A decade ago Tuesday, Mt. Juliet police Sgt. Jerry Mundy and Wilson County Deputy John Musice were killed on Interstate 40 while they tried to lay down spike strips to stop a vehicle pursued by other officers. The driver of the fleeing vehicle, Fallon Tallent, struck and killed the officers.
Local and county officials attended the memorial service at Charlie Daniels Park on Tuesday morning, along with Mundy's widow, Trish, his daughter and two sons, other family members and friends.
"This is sad, but it's also comforting," said Trish, "to know this many people cared enough to come out."
Trish said Mundy would "be proud and honored," about the ceremony.
"Because you are here today means we won't let this fade away and forget," said former Wilson County Sheriff Terry Ashe. "We remember two great men who lived, not how they died. We know how they died."
Ashe rushed to the scene that day and grieved on the interstate for the two men.
Ashe said Musice and Mundy got up that morning 10 years ago to work for us.
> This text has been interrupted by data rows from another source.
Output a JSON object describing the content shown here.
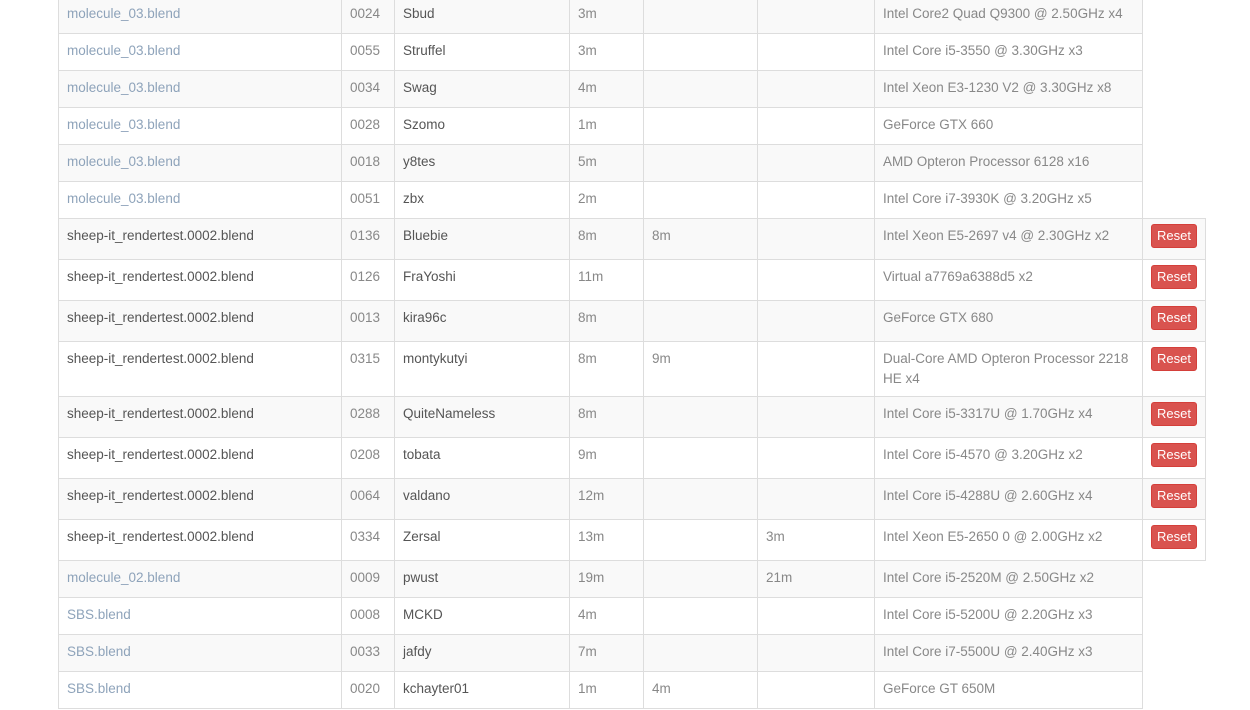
{
  "reset_label": "Reset",
  "rows": [
    {
      "project": "molecule_03.blend",
      "frame": "0024",
      "user": "Sbud",
      "t1": "3m",
      "t2": "",
      "t3": "",
      "cpu": "Intel Core2 Quad Q9300 @ 2.50GHz x4",
      "own": false
    },
    {
      "project": "molecule_03.blend",
      "frame": "0055",
      "user": "Struffel",
      "t1": "3m",
      "t2": "",
      "t3": "",
      "cpu": "Intel Core i5-3550 @ 3.30GHz x3",
      "own": false
    },
    {
      "project": "molecule_03.blend",
      "frame": "0034",
      "user": "Swag",
      "t1": "4m",
      "t2": "",
      "t3": "",
      "cpu": "Intel Xeon E3-1230 V2 @ 3.30GHz x8",
      "own": false
    },
    {
      "project": "molecule_03.blend",
      "frame": "0028",
      "user": "Szomo",
      "t1": "1m",
      "t2": "",
      "t3": "",
      "cpu": "GeForce GTX 660",
      "own": false
    },
    {
      "project": "molecule_03.blend",
      "frame": "0018",
      "user": "y8tes",
      "t1": "5m",
      "t2": "",
      "t3": "",
      "cpu": "AMD Opteron Processor 6128 x16",
      "own": false
    },
    {
      "project": "molecule_03.blend",
      "frame": "0051",
      "user": "zbx",
      "t1": "2m",
      "t2": "",
      "t3": "",
      "cpu": "Intel Core i7-3930K @ 3.20GHz x5",
      "own": false
    },
    {
      "project": "sheep-it_rendertest.0002.blend",
      "frame": "0136",
      "user": "Bluebie",
      "t1": "8m",
      "t2": "8m",
      "t3": "",
      "cpu": "Intel Xeon E5-2697 v4 @ 2.30GHz x2",
      "own": true
    },
    {
      "project": "sheep-it_rendertest.0002.blend",
      "frame": "0126",
      "user": "FraYoshi",
      "t1": "11m",
      "t2": "",
      "t3": "",
      "cpu": "Virtual a7769a6388d5 x2",
      "own": true
    },
    {
      "project": "sheep-it_rendertest.0002.blend",
      "frame": "0013",
      "user": "kira96c",
      "t1": "8m",
      "t2": "",
      "t3": "",
      "cpu": "GeForce GTX 680",
      "own": true
    },
    {
      "project": "sheep-it_rendertest.0002.blend",
      "frame": "0315",
      "user": "montykutyi",
      "t1": "8m",
      "t2": "9m",
      "t3": "",
      "cpu": "Dual-Core AMD Opteron Processor 2218 HE x4",
      "own": true
    },
    {
      "project": "sheep-it_rendertest.0002.blend",
      "frame": "0288",
      "user": "QuiteNameless",
      "t1": "8m",
      "t2": "",
      "t3": "",
      "cpu": "Intel Core i5-3317U @ 1.70GHz x4",
      "own": true
    },
    {
      "project": "sheep-it_rendertest.0002.blend",
      "frame": "0208",
      "user": "tobata",
      "t1": "9m",
      "t2": "",
      "t3": "",
      "cpu": "Intel Core i5-4570 @ 3.20GHz x2",
      "own": true
    },
    {
      "project": "sheep-it_rendertest.0002.blend",
      "frame": "0064",
      "user": "valdano",
      "t1": "12m",
      "t2": "",
      "t3": "",
      "cpu": "Intel Core i5-4288U @ 2.60GHz x4",
      "own": true
    },
    {
      "project": "sheep-it_rendertest.0002.blend",
      "frame": "0334",
      "user": "Zersal",
      "t1": "13m",
      "t2": "",
      "t3": "3m",
      "cpu": "Intel Xeon E5-2650 0 @ 2.00GHz x2",
      "own": true
    },
    {
      "project": "molecule_02.blend",
      "frame": "0009",
      "user": "pwust",
      "t1": "19m",
      "t2": "",
      "t3": "21m",
      "cpu": "Intel Core i5-2520M @ 2.50GHz x2",
      "own": false
    },
    {
      "project": "SBS.blend",
      "frame": "0008",
      "user": "MCKD",
      "t1": "4m",
      "t2": "",
      "t3": "",
      "cpu": "Intel Core i5-5200U @ 2.20GHz x3",
      "own": false
    },
    {
      "project": "SBS.blend",
      "frame": "0033",
      "user": "jafdy",
      "t1": "7m",
      "t2": "",
      "t3": "",
      "cpu": "Intel Core i7-5500U @ 2.40GHz x3",
      "own": false
    },
    {
      "project": "SBS.blend",
      "frame": "0020",
      "user": "kchayter01",
      "t1": "1m",
      "t2": "4m",
      "t3": "",
      "cpu": "GeForce GT 650M",
      "own": false
    }
  ]
}
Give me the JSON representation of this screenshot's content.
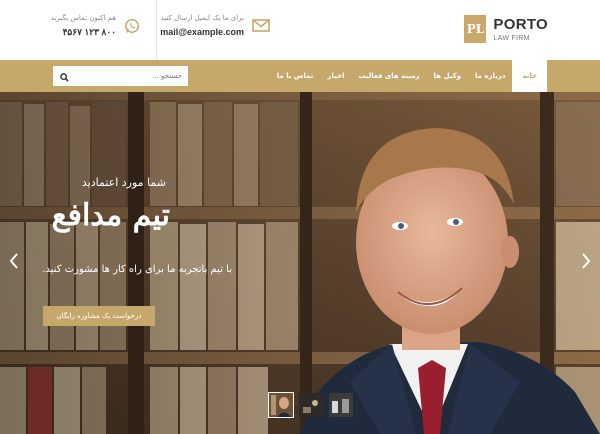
{
  "brand": {
    "mark": "PL",
    "name": "PORTO",
    "sub": "LAW FIRM",
    "accent": "#c6a86b"
  },
  "contact": {
    "email_label": "برای ما یک ایمیل ارسال کنید",
    "email_value": "mail@example.com",
    "phone_label": "هم اکنون تماس بگیرید",
    "phone_value": "۸۰۰ ۱۲۳ ۴۵۶۷"
  },
  "nav": {
    "items": [
      "خانه",
      "درباره ما",
      "وکیل ها",
      "زمینه های فعالیت",
      "اخبار",
      "تماس با ما"
    ],
    "active_index": 0
  },
  "search": {
    "placeholder": "جستجو ..."
  },
  "hero": {
    "subtitle": "شما مورد اعتمادید",
    "title": "تیم مدافع",
    "description": "با تیم باتجربه ما برای راه کار ها مشورت کنید.",
    "button": "درخواست یک مشاوره رایگان"
  },
  "slider": {
    "thumb_count": 3,
    "active_thumb": 0
  }
}
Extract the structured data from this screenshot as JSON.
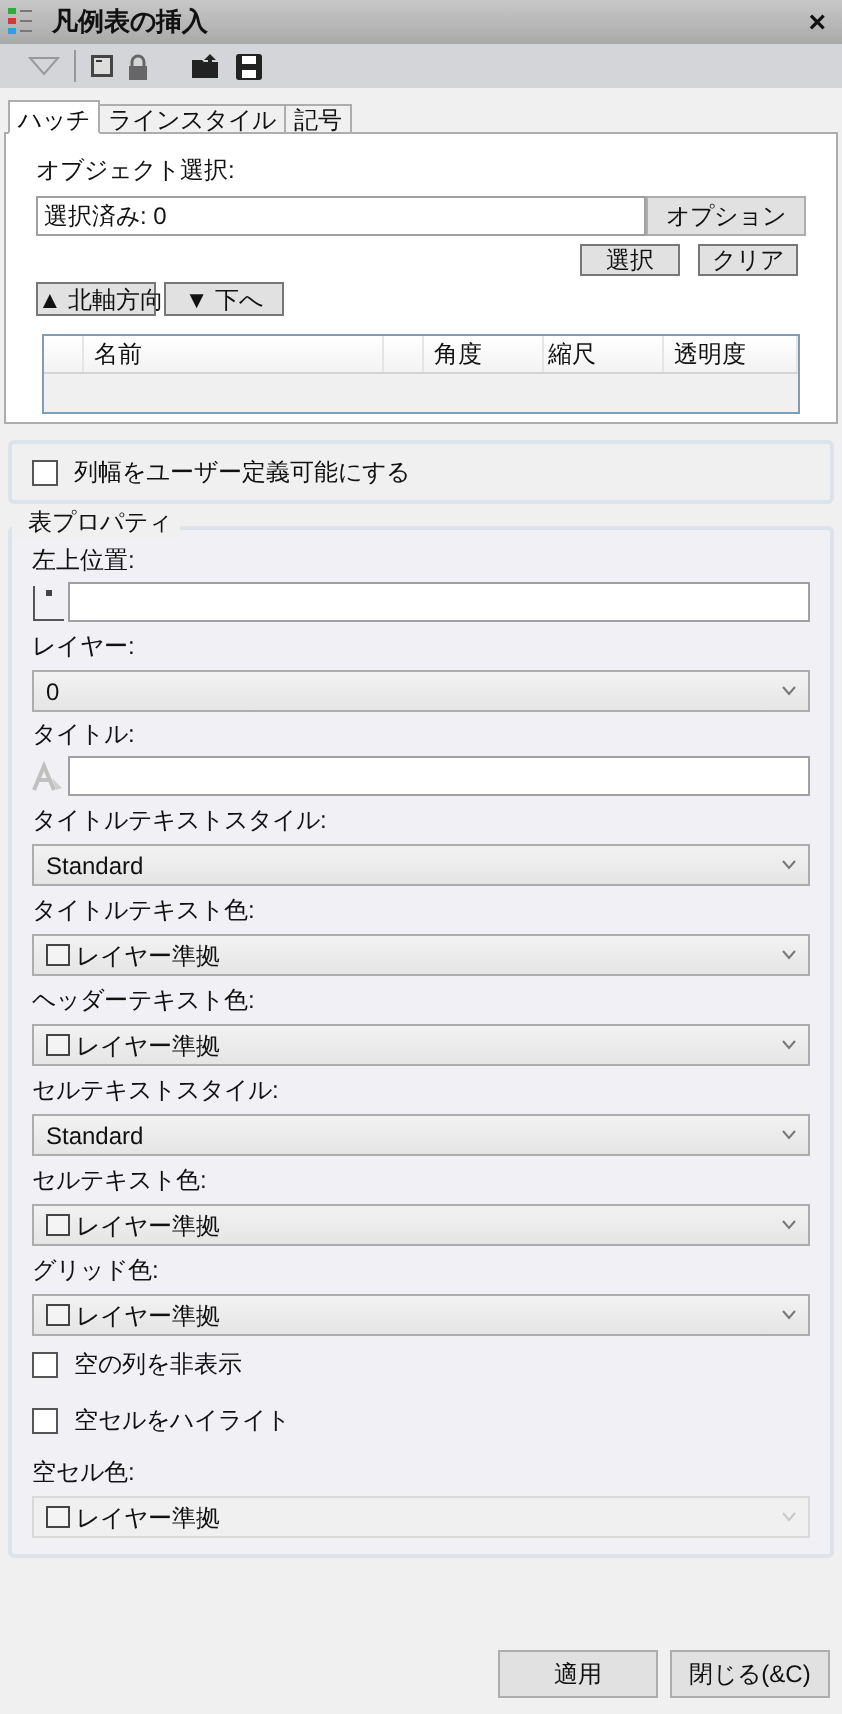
{
  "window": {
    "title": "凡例表の挿入",
    "close": "×"
  },
  "tabs": [
    {
      "label": "ハッチ",
      "selected": true
    },
    {
      "label": "ラインスタイル",
      "selected": false
    },
    {
      "label": "記号",
      "selected": false
    }
  ],
  "selection": {
    "label": "オブジェクト選択:",
    "value": "選択済み: 0",
    "option_button": "オプション",
    "buttons": [
      "選択",
      "クリア"
    ],
    "move_buttons": [
      "▲ 北軸方向",
      "▼ 下へ"
    ]
  },
  "table": {
    "columns": [
      "",
      "名前",
      "",
      "角度",
      "縮尺",
      "透明度"
    ]
  },
  "custom_width": {
    "label": "列幅をユーザー定義可能にする",
    "checked": false
  },
  "properties": {
    "title": "表プロパティ",
    "items": [
      {
        "kind": "point",
        "label": "左上位置:",
        "value": ""
      },
      {
        "kind": "dropdown",
        "label": "レイヤー:",
        "value": "0",
        "disabled": false
      },
      {
        "kind": "text",
        "label": "タイトル:",
        "value": ""
      },
      {
        "kind": "dropdown",
        "label": "タイトルテキストスタイル:",
        "value": "Standard",
        "disabled": false
      },
      {
        "kind": "color",
        "label": "タイトルテキスト色:",
        "value": "レイヤー準拠",
        "disabled": false
      },
      {
        "kind": "color",
        "label": "ヘッダーテキスト色:",
        "value": "レイヤー準拠",
        "disabled": false
      },
      {
        "kind": "dropdown",
        "label": "セルテキストスタイル:",
        "value": "Standard",
        "disabled": false
      },
      {
        "kind": "color",
        "label": "セルテキスト色:",
        "value": "レイヤー準拠",
        "disabled": false
      },
      {
        "kind": "color",
        "label": "グリッド色:",
        "value": "レイヤー準拠",
        "disabled": false
      },
      {
        "kind": "checkbox",
        "label": "空の列を非表示",
        "checked": false
      },
      {
        "kind": "checkbox",
        "label": "空セルをハイライト",
        "checked": false
      },
      {
        "kind": "color",
        "label": "空セル色:",
        "value": "レイヤー準拠",
        "disabled": true
      }
    ]
  },
  "footer": {
    "buttons": [
      "適用",
      "閉じる(&C)"
    ]
  }
}
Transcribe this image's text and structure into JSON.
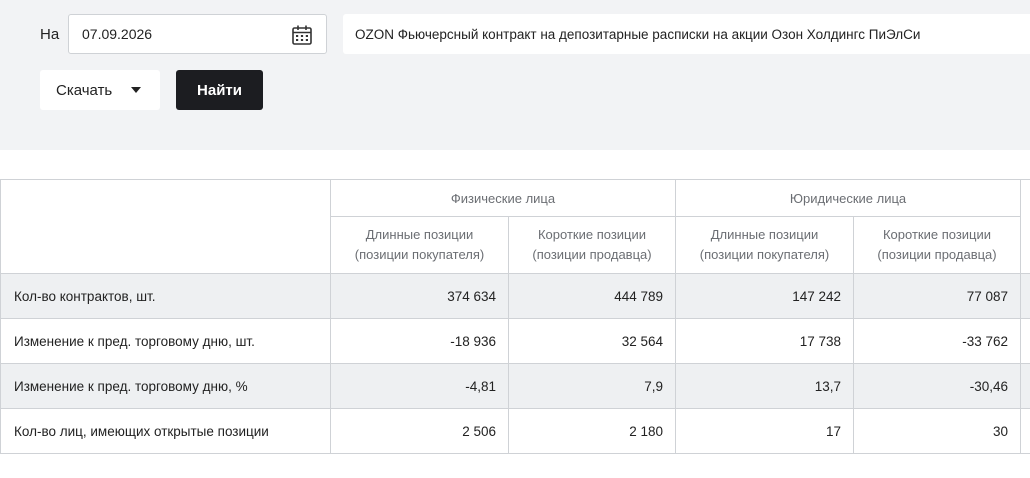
{
  "filters": {
    "date_label": "На",
    "date_value": "07.09.2026",
    "instrument": "OZON Фьючерсный контракт на депозитарные расписки на акции Озон Холдингс ПиЭлСи",
    "download_label": "Скачать",
    "find_label": "Найти"
  },
  "table": {
    "groups": [
      "Физические лица",
      "Юридические лица"
    ],
    "subheaders": [
      {
        "line1": "Длинные позиции",
        "line2": "(позиции покупателя)"
      },
      {
        "line1": "Короткие позиции",
        "line2": "(позиции продавца)"
      },
      {
        "line1": "Длинные позиции",
        "line2": "(позиции покупателя)"
      },
      {
        "line1": "Короткие позиции",
        "line2": "(позиции продавца)"
      }
    ],
    "rows": [
      {
        "label": "Кол-во контрактов, шт.",
        "values": [
          "374 634",
          "444 789",
          "147 242",
          "77 087"
        ]
      },
      {
        "label": "Изменение к пред. торговому дню, шт.",
        "values": [
          "-18 936",
          "32 564",
          "17 738",
          "-33 762"
        ]
      },
      {
        "label": "Изменение к пред. торговому дню, %",
        "values": [
          "-4,81",
          "7,9",
          "13,7",
          "-30,46"
        ]
      },
      {
        "label": "Кол-во лиц, имеющих открытые позиции",
        "values": [
          "2 506",
          "2 180",
          "17",
          "30"
        ]
      }
    ]
  }
}
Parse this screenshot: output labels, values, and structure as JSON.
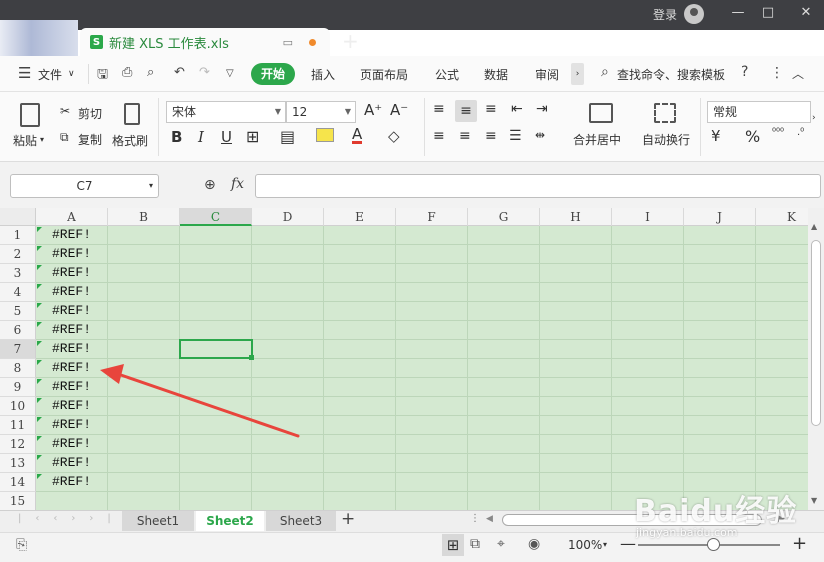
{
  "titlebar": {
    "doc_tab_title": "新建 XLS 工作表.xls",
    "login": "登录",
    "new_tab": "+"
  },
  "menu": {
    "file": "文件",
    "tabs": [
      "开始",
      "插入",
      "页面布局",
      "公式",
      "数据",
      "审阅"
    ],
    "search": "查找命令、搜索模板",
    "help": "?"
  },
  "ribbon": {
    "paste": "粘贴",
    "cut": "剪切",
    "copy": "复制",
    "format_painter": "格式刷",
    "font_name": "宋体",
    "font_size": "12",
    "merge_center": "合并居中",
    "wrap_text": "自动换行",
    "number_format": "常规",
    "percent": "%"
  },
  "formula_bar": {
    "name_box": "C7",
    "fx": "fx",
    "formula": ""
  },
  "grid": {
    "columns": [
      "A",
      "B",
      "C",
      "D",
      "E",
      "F",
      "G",
      "H",
      "I",
      "J",
      "K"
    ],
    "rows": [
      "1",
      "2",
      "3",
      "4",
      "5",
      "6",
      "7",
      "8",
      "9",
      "10",
      "11",
      "12",
      "13",
      "14",
      "15"
    ],
    "cells_A": [
      "#REF!",
      "#REF!",
      "#REF!",
      "#REF!",
      "#REF!",
      "#REF!",
      "#REF!",
      "#REF!",
      "#REF!",
      "#REF!",
      "#REF!",
      "#REF!",
      "#REF!",
      "#REF!"
    ],
    "active_column": "C",
    "active_row": "7"
  },
  "sheets": [
    "Sheet1",
    "Sheet2",
    "Sheet3"
  ],
  "active_sheet": "Sheet2",
  "status": {
    "zoom": "100%"
  },
  "watermark": {
    "main": "Baidu经验",
    "sub": "jingyan.baidu.com"
  },
  "colors": {
    "accent": "#2ca74b",
    "grid_bg": "#d4e9d1",
    "arrow": "#e8453c"
  }
}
Sheriff Robert Bryan looked at Trish who stood near the podium and told her 10 years ago he heard the call about the accident over the scanner.
"I think that was the saddest day this county has ever seen," he said. "They woke up, strapped on their guns and never came home."
Mt. Juliet Mayor Ed Hagerty talked about what "a great man," Mundy was. He said he did not know Musice, but knew he was also a "wonderful person."
Hagerty smiled when he talked about "tense" conversations he had with Mundy.
"He told me we needed to get them out of the cheap police cars," said Hagery. "He was right, and we did."
Hagerty said Mundy was an advocate for all the police officers.
"It's really hard knowing what happened to him," said Hagerty. "We need to lift up the families and emulate him. He was about the family being first."
Members of the 100 Club were present to support the family, and members of the Mt. Juliet Police Honor Guard laid two wreaths near the memorial stone placed to honor Mundy.
"It's so important people remember," said Trish. "It was my fear they would not. I can't believe it's been 10 years."
After the ceremony, Trish, family members and some friends went to a private ceremony where Mundy is buried. Several 100 Club members traveled to Lebanon to lay a wreath on Musice's memorial stone.